The eggs contaminated with herbal pesticide allegedly contained massive amounts of the banned substance fipronil. The two Dutch managers who sold the pesticide will be held pending further investigations into the scandal.

"The public prosecution service suspects the two managers of a disinfection company of using fipronil at poultry farms in the Netherlands," the Dutch court said in a statement. "Thereby they endangered public health, and there are suspicions they knew that the biocide was banned."

Fipronil is highly toxic and used as a pesticide to protect crops as well as in veterinary medicine to kill off fleas, lice, ticks, roaches and mites. It is not allowed anywhere near animals in the food production chain, including chicken, and is banned by the European Union from use in the food industry.

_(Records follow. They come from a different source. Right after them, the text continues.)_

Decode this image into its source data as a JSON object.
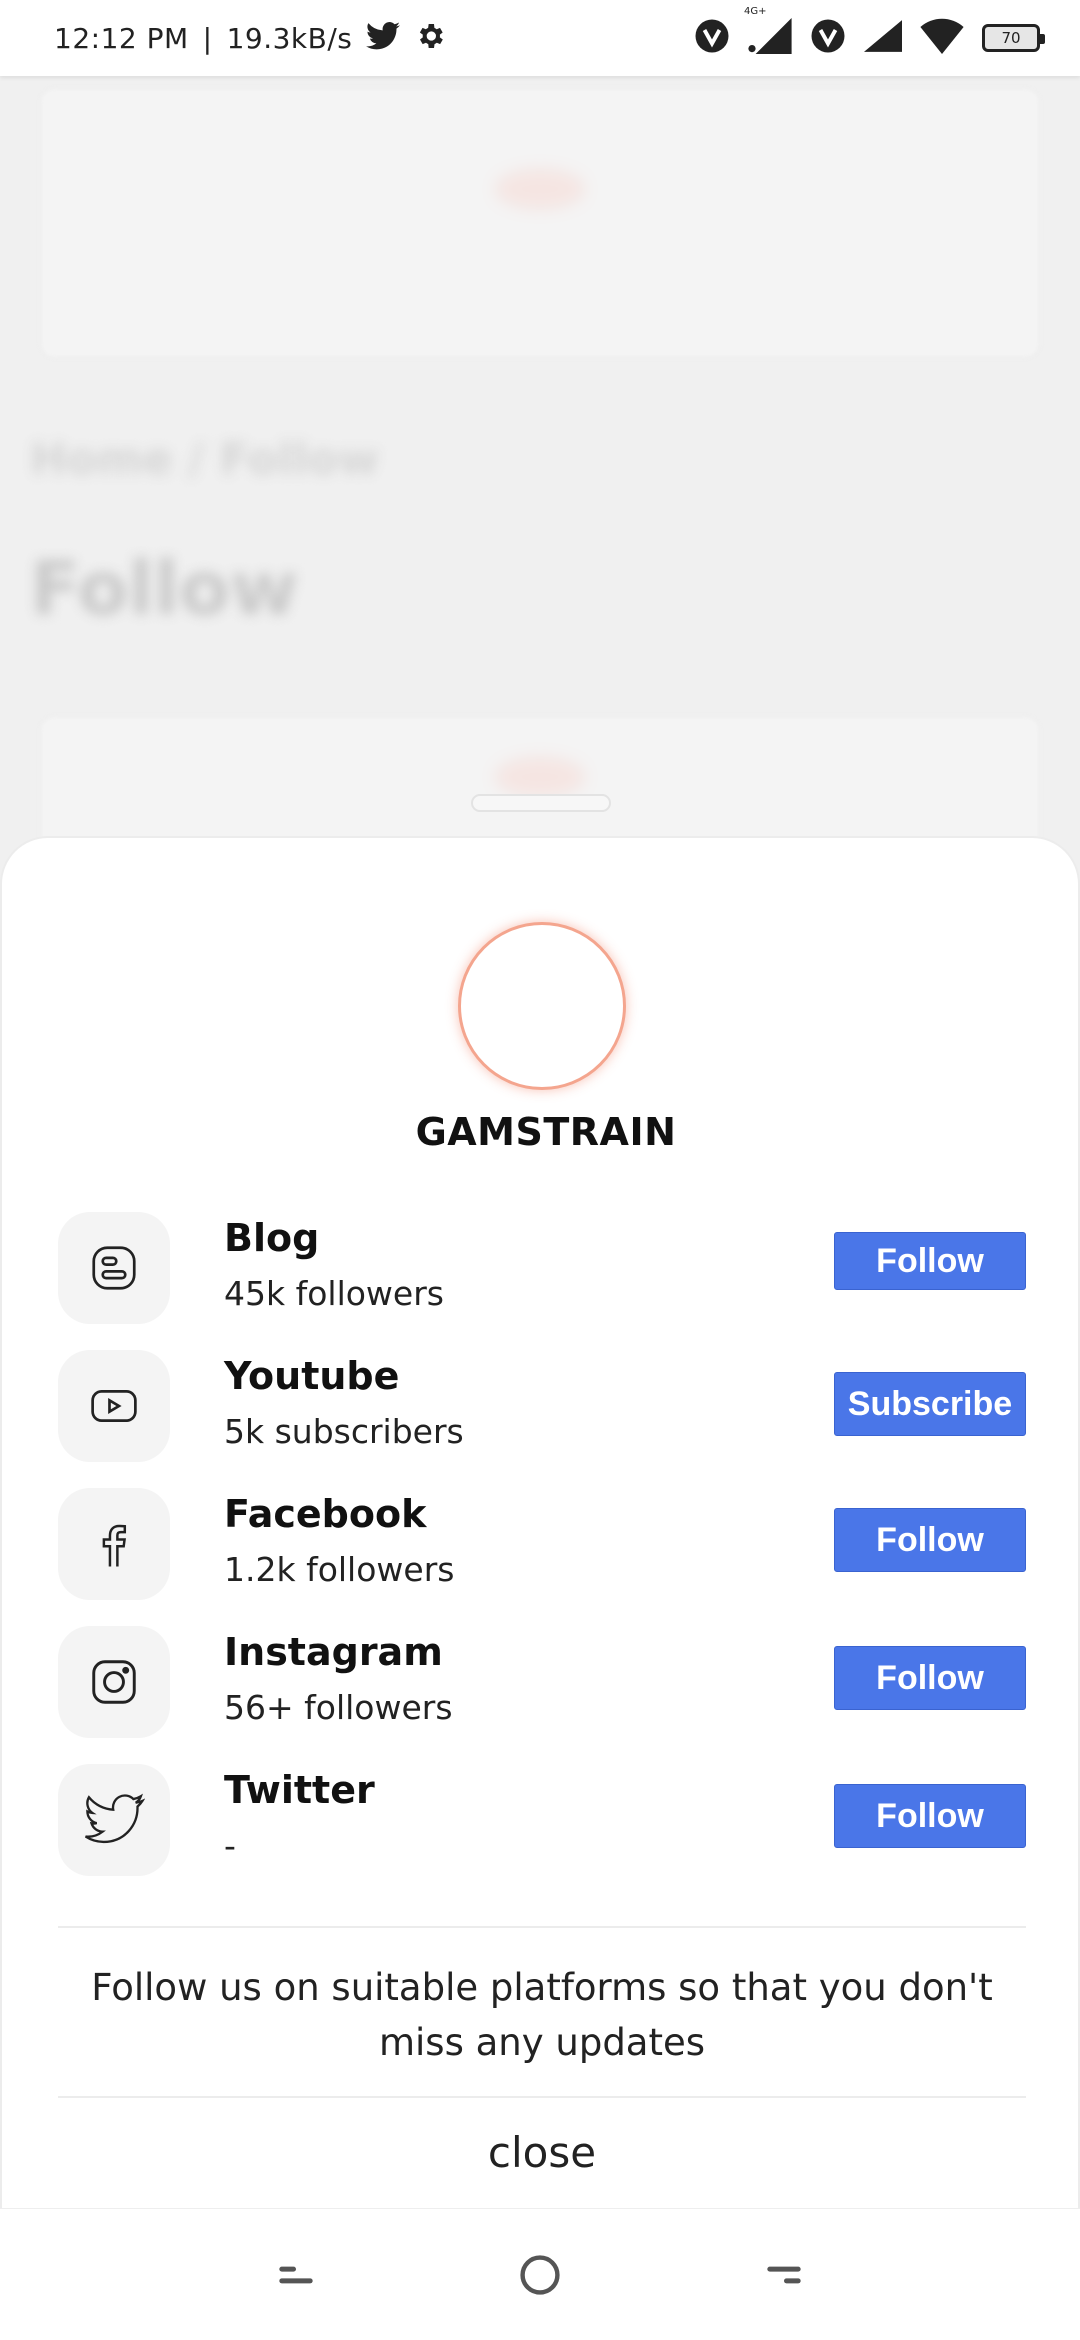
{
  "status_bar": {
    "time": "12:12 PM",
    "separator": "|",
    "speed": "19.3kB/s",
    "network_label": "4G+",
    "battery": "70"
  },
  "background_page": {
    "breadcrumb": "Home / Follow",
    "heading": "Follow"
  },
  "sheet": {
    "brand": "GAMSTRAIN",
    "accent_color": "#4a76e8",
    "avatar_glow_color": "#f4a58e",
    "platforms": [
      {
        "name": "Blog",
        "count": "45k followers",
        "action": "Follow",
        "icon": "blogger-icon"
      },
      {
        "name": "Youtube",
        "count": "5k subscribers",
        "action": "Subscribe",
        "icon": "youtube-icon"
      },
      {
        "name": "Facebook",
        "count": "1.2k followers",
        "action": "Follow",
        "icon": "facebook-icon"
      },
      {
        "name": "Instagram",
        "count": "56+ followers",
        "action": "Follow",
        "icon": "instagram-icon"
      },
      {
        "name": "Twitter",
        "count": "-",
        "action": "Follow",
        "icon": "twitter-icon"
      }
    ],
    "note": "Follow us on suitable platforms so that you don't miss any updates",
    "close_label": "close"
  }
}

Ministers and food safety chiefs from around the European Union are set to meet on September 26 to discuss the egg scare involving the chemical.

Authorities only publicly announced on 1 August 2017 that they had detected the banned substance in eggs that had been distributed across Europe, leading to millions of eggs being pulled from supermarket shelves and destroyed, and dozens of poultry farms being closed.

Millions of eggs have been pulled from supermarket shelves across Europe and dozens of poultry farms have closed since the discovery of fipronil contamination, which can harm human health. Hong Kong had also received contaminated eggs from the Netherlands.

Belgian authorities claimed that Dutch authorities were tipped off about the substance in November 2016 but had not alerted European authorities. Belgian authorities knew about the scandal in June but also did not say anything until late July this year.

The European Union insists the chemical does not harm human health, but the World Health Organisation says that when eaten in large quantities, the substance can harm people's kidneys, liver and thyroid glands.

The scandal was estimated to have cost poultry farms at least 150 million euros (US$175 million).

The food scare is one of the biggest to hit Europe since the 2013 horsemeat scandal, when horsemeat was falsely labelled and sold to consumers.